What to look for in self breast exam
A self breast exam for breast awareness is an inspection of your breasts that you do on your own. To help increase your breast awareness, you use your eyes and hands to determine if there are any changes to the look and feel of your breasts.
If you notice new breast changes, discuss these with your doctor. Though most breast changes detected during a self-exam for breast awareness have benign causes, some changes may signal something serious, such as breast cancer.
A self breast exam that you do for breast awareness helps you understand the normal look and feel of your breasts. If you notice a change in your breasts that seems abnormal or if you notice one breast is different when compared with the other, you can report it to your doctor.
There are many conditions that can cause changes in your breasts, including breast cancer.
Although the self breast exam technique isn’t always a reliable way to detect breast cancer, a significant number of women report that the first sign of their breast cancer was a new breast lump they discovered on their own. For this reason, doctors recommend being familiar with the normal consistency of your breasts.
To prepare for your self-breast exam for breast awareness:
- Ask your doctor for a demonstration. Before you begin breast self-exams for breast awareness, you may find it helpful to discuss the instructions and technique with your doctor.
- If you menstruate, choose a time in your cycle when your breasts are least tender. Your hormone levels fluctuate each month during your menstrual cycle, which causes changes in breast tissue. Swelling begins to decrease when your period starts. The best time to perform a self-exam for breast awareness is usually the week after your period ends.
Breast changes of concern
Some breast changes can be felt by a woman or her health care provider, but most can be detected only during an imaging procedure such as a mammogram, MRI, or ultrasound. Whether a breast change was found by your doctor or you noticed a change, it’s important to follow up with your doctor to have the change checked and properly diagnosed.

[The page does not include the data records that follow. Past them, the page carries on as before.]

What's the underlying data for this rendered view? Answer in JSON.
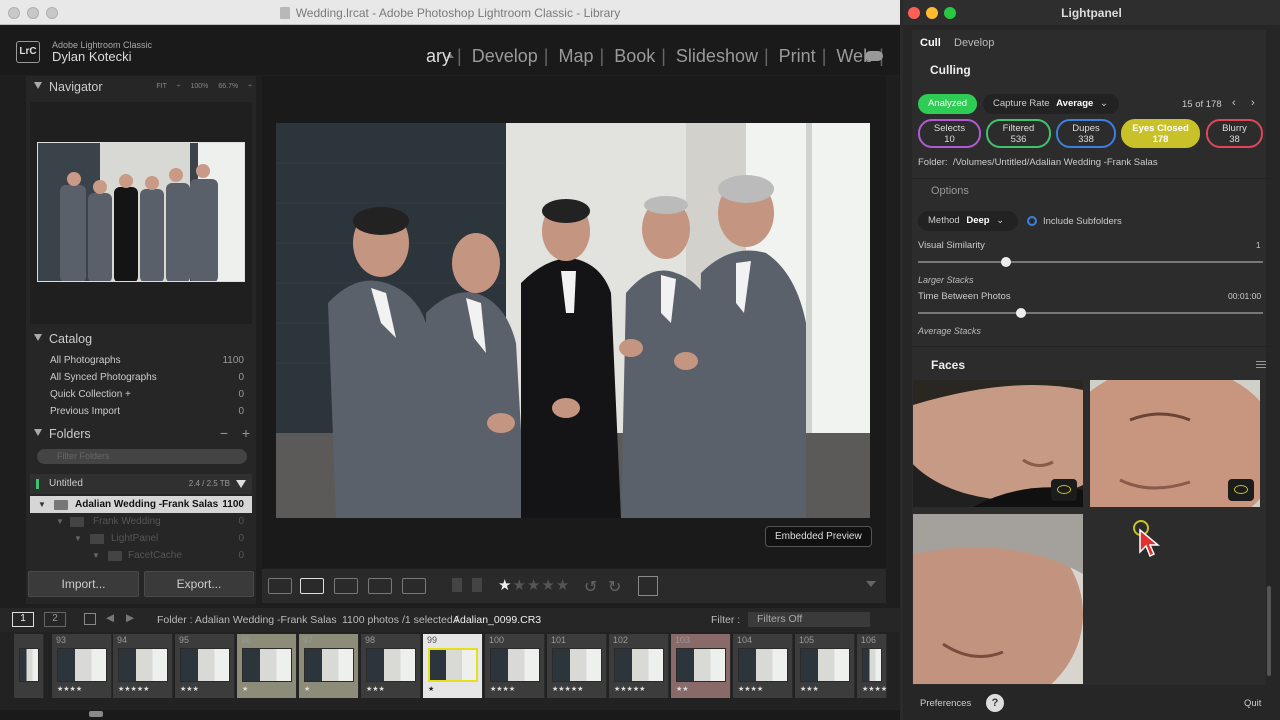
{
  "lightroom": {
    "window_title": "Wedding.lrcat - Adobe Photoshop Lightroom Classic - Library",
    "identity_small": "Adobe Lightroom Classic",
    "identity_name": "Dylan Kotecki",
    "logo": "LrC",
    "modules": [
      "ary",
      "Develop",
      "Map",
      "Book",
      "Slideshow",
      "Print",
      "Web"
    ],
    "navigator": {
      "title": "Navigator",
      "options": "FIT ÷ 100% 66.7% ÷"
    },
    "catalog": {
      "title": "Catalog",
      "items": [
        {
          "label": "All Photographs",
          "count": "1100"
        },
        {
          "label": "All Synced Photographs",
          "count": "0"
        },
        {
          "label": "Quick Collection +",
          "count": "0"
        },
        {
          "label": "Previous Import",
          "count": "0"
        }
      ]
    },
    "folders": {
      "title": "Folders",
      "search_placeholder": "Filter Folders",
      "volume": {
        "name": "Untitled",
        "size": "2.4 / 2.5 TB"
      },
      "items": [
        {
          "label": "Adalian Wedding -Frank Salas",
          "count": "1100"
        },
        {
          "label": "Frank Wedding",
          "count": "0"
        },
        {
          "label": "LightPanel",
          "count": "0"
        },
        {
          "label": "FacetCache",
          "count": "0"
        }
      ]
    },
    "import_label": "Import...",
    "export_label": "Export...",
    "embedded_preview": "Embedded Preview",
    "rating": 1,
    "filmstrip_bar": {
      "page1": "1",
      "page2": "2",
      "folder": "Folder : Adalian Wedding -Frank Salas",
      "count": "1100 photos /1 selected /",
      "filename": "Adalian_0099.CR3",
      "filter_label": "Filter :",
      "filter_value": "Filters Off"
    },
    "filmstrip": [
      {
        "n": "",
        "stars": ""
      },
      {
        "n": "93",
        "stars": "★★★★"
      },
      {
        "n": "94",
        "stars": "★★★★★"
      },
      {
        "n": "95",
        "stars": "★★★"
      },
      {
        "n": "96",
        "stars": "★"
      },
      {
        "n": "97",
        "stars": "★"
      },
      {
        "n": "98",
        "stars": "★★★"
      },
      {
        "n": "99",
        "stars": "★"
      },
      {
        "n": "100",
        "stars": "★★★★"
      },
      {
        "n": "101",
        "stars": "★★★★★"
      },
      {
        "n": "102",
        "stars": "★★★★★"
      },
      {
        "n": "103",
        "stars": "★★"
      },
      {
        "n": "104",
        "stars": "★★★★"
      },
      {
        "n": "105",
        "stars": "★★★"
      },
      {
        "n": "106",
        "stars": "★★★★"
      }
    ]
  },
  "lightpanel": {
    "title": "Lightpanel",
    "tabs": [
      "Cull",
      "Develop"
    ],
    "culling_title": "Culling",
    "analyzed": "Analyzed",
    "capture_rate_label": "Capture Rate",
    "capture_rate_value": "Average",
    "pager": "15 of 178",
    "chips": [
      {
        "label": "Selects",
        "count": "10",
        "color": "#b05ad6"
      },
      {
        "label": "Filtered",
        "count": "536",
        "color": "#3ec46d"
      },
      {
        "label": "Dupes",
        "count": "338",
        "color": "#3d7fe0"
      },
      {
        "label": "Eyes Closed",
        "count": "178",
        "color": "#c9c12a"
      },
      {
        "label": "Blurry",
        "count": "38",
        "color": "#e0455a"
      }
    ],
    "folder_label": "Folder:",
    "folder_path": "/Volumes/Untitled/Adalian Wedding -Frank Salas",
    "options_title": "Options",
    "method_label": "Method",
    "method_value": "Deep",
    "include_subfolders": "Include Subfolders",
    "visual_similarity_label": "Visual Similarity",
    "visual_similarity_value": "1",
    "larger_stacks": "Larger Stacks",
    "time_between_label": "Time Between Photos",
    "time_between_value": "00:01:00",
    "average_stacks": "Average Stacks",
    "faces_title": "Faces",
    "preferences": "Preferences",
    "help": "?",
    "quit": "Quit",
    "colors": {
      "accent_green": "#2ecc55"
    }
  }
}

Check with your health care provider if your breast looks or feels different, or if you notice one of these symptoms:
- Lump or firm feeling in your breast or under your arm. Lumps come in different shapes and sizes. Normal breast tissue can sometimes feel lumpy. Doing breast self-exams can help you learn how your breasts normally feel and make it easier to notice and find any changes, but breast self-exams are not a substitute for mammograms.
- Nipple changes or discharge. Nipple discharge may be different colors or textures. It can be caused by birth control pills, some medicines, and infections. But because it can also be a sign of cancer, it should always be checked.
- Skin that is itchy, red, scaled, dimpled or puckered
Breast changes during your lifetime that are not cancer
Most women have changes in the breasts at different times during their lifetime 1.
- Before or during your menstrual periods, your breasts may feel swollen, tender, or painful. You may also feel one or more lumps during this time because of extra fluid in your breasts. Your health care provider may have you come back for a return visit at a different time in your menstrual cycle to see if the lump has changed.
- During pregnancy, your breasts may feel lumpy. This is usually because the glands that produce milk are increasing in number and getting larger. While breastfeeding, you may get a condition called mastitis. This happens when a milk duct becomes blocked. Mastitis causes the breast to look red and feel lumpy, warm, and tender. It may be caused by an infection and it is often treated with antibiotics. Sometimes the duct may need to be drained.
- As you approach menopause, your hormone levels change. This can make your breasts feel tender, even when you are not having your menstrual period. Your breasts may also feel more lumpy than they did before.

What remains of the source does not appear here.